Review could spark sea change in B.C.’s workplace law administration

When the BC Human Rights Tribunal handed a multimillion-dollar pay discrimination award to Latin American workers employed by SNCP-Seli Joint Venture on the Canada Line, the labour movement cheered.

But the decision triggered a review of B.C. workplace law that may result in a single new super-tribunal to deal with all disputes under the labour code, the human rights code and employment standards.

That has many in the labour movement worried that the Gordon Campbell government is getting ready to make another round of employer-friendly changes in line with earlier decisions to eliminate the Human Rights Commission and to reduce the Employment Standards Tribunal to a shell.

By the end of October, the BC Law Institute is scheduled to report on its view of a single workplace tribunal, a question Attorney General Mike De Jong asked it to consider earlier this year.

The government’s decision in July not to reappoint Human Rights Tribunal chairwoman Heather McNaughton to another term has heightened the anxiety.

Although McNaughton was a Liberal appointee widely applauded for her administration of the tribunal, Victoria not only let her go but posted the vacancy as parttime.

The management-side lawyer on the losing end of the SNCP-Seli decision was Peter Gall, a labour law veteran who inspires apoplexy on the union side and has no problem getting his calls returned by Victoria.

He represented the employer side in a multi-year battle with the Construction and Specialized Workers Union Local 1611 that involved an organizing drive, the threat of strike action and hearings at both the Labour Relations Board and the Human Rights Tribunal.

In the wake of the SNCP-Seli setback, Gall sat down with two of his Heenan Blaikie partners to pen an 18-page paper setting out the case for a new “specialized workplace tribunal.” The paper provided the law institute’s starting point.

The Canada Line case was never mentioned, but Gall cited several other cases in which workers, frustrated by decisions obtained under their collective agreements, appealed to the Human Rights Tribunal and won answers more to their liking.

In one instance, a worker whose case had been adjudicated by an arbitrator to the satisfaction of the union and the employer won a significantly better deal from the tribunal, a deal that was not available to others.

In another case, a union appealed to the Human Rights Tribunal with regard to an attendance management program that had already been the subject of arbitration.

According to Gall, the tribunal took up the matter in a 25-day hearing that resulted in a 150-page decision that layered new processes on top of the existing collective agreement remedies.

Given the long-standing bad blood between the labour movement on one side, and Gall and the Campbell Liberals on the other, it would be surprising if labour remained calm about the prospective changes.

Although other jurisdictions, both in Europe and North America, have single tribunals similar to that proposed by Gall, critics of the proposal say “efficiency” should not be the only objective.

Labour law seeks to strike a balance between collective rights and individual rights, making the union the sole bargaining agent for all of those in the bargaining unit.
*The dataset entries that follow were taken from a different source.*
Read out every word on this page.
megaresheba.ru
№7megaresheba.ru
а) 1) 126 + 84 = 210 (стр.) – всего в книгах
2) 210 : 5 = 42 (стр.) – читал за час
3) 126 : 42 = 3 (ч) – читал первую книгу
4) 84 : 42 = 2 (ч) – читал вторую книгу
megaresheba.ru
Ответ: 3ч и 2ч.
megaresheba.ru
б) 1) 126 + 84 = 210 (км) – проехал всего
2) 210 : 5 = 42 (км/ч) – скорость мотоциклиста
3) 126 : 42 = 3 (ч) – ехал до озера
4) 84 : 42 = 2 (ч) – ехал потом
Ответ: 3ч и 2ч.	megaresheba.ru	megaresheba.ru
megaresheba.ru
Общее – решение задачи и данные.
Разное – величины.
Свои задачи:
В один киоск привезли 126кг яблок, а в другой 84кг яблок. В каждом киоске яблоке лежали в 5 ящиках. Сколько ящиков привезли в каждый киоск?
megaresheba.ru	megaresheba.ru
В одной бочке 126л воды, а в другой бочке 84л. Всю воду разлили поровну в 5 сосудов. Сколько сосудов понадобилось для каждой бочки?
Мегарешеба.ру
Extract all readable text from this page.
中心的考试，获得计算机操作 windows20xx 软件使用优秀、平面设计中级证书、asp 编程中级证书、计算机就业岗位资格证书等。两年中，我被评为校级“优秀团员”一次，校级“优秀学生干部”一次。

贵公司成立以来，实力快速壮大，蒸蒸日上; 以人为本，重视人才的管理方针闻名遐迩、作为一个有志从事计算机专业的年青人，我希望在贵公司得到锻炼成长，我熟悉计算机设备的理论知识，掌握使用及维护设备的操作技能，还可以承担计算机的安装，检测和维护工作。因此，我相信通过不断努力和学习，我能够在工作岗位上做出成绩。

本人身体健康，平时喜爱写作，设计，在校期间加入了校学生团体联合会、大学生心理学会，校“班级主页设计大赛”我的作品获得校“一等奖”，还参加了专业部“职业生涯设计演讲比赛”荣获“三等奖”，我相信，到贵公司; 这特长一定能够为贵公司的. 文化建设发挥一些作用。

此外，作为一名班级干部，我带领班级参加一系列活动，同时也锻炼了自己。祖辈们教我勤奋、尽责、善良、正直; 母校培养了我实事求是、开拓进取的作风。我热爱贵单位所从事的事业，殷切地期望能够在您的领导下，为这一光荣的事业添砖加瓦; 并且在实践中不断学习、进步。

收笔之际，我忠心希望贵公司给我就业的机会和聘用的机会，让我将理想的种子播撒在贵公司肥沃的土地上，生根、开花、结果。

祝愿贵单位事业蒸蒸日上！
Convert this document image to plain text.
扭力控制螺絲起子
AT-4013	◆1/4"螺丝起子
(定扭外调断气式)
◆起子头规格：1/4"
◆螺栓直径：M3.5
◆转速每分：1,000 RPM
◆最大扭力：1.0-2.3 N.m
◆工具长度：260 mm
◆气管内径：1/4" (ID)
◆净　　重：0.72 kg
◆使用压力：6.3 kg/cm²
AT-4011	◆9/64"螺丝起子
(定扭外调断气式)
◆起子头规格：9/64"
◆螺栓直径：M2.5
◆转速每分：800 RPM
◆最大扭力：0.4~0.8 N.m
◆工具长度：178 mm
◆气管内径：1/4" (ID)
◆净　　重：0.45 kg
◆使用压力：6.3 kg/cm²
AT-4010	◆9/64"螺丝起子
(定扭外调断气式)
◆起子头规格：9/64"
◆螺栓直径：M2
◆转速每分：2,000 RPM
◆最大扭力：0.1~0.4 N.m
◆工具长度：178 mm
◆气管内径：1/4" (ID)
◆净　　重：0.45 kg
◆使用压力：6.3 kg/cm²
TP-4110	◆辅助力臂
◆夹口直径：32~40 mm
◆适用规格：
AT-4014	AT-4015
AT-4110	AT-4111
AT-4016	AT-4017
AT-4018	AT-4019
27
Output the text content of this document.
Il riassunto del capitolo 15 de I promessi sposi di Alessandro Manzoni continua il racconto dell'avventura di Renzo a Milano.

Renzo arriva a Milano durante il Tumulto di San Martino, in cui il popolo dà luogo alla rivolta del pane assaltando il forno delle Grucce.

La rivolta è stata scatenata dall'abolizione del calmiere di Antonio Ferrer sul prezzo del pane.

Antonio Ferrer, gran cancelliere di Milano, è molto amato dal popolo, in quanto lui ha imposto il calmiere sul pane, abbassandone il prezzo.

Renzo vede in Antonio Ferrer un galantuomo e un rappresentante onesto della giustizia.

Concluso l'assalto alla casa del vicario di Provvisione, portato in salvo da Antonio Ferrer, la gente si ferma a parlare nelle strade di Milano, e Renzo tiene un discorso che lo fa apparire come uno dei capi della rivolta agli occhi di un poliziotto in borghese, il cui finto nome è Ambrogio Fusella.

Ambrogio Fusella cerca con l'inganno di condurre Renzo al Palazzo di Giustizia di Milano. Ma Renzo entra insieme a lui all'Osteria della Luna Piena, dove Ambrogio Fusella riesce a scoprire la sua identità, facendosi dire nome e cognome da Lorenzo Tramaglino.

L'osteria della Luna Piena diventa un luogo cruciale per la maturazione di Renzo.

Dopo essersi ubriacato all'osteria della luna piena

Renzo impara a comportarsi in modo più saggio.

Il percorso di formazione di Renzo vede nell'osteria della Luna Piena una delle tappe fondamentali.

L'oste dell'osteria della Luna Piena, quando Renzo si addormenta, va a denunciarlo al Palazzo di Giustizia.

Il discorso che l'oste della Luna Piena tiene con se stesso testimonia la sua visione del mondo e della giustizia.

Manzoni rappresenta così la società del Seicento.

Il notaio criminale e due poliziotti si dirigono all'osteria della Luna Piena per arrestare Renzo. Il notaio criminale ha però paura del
The goal is the public policy objective of encouraging free and fair collective bargaining.

Human-rights law is based on individual rights derived from the Charter – rights that the Supreme Court of Canada has ruled must be respected in the administration of labour law.

Gall does not propose to send all human-rights issues – like denial of service in a restaurant, for example – to a workplace tribunal. Such cases might be adjudicated by courts.

But Gall argues that adjudicators and arbitrators experienced in collective bargaining and labour law should be in charge when the dispute is in the workplace.

His model, if implemented, would amount to a sea change in the administration of workplace law with major implications for employers and workers, whether unionized or not.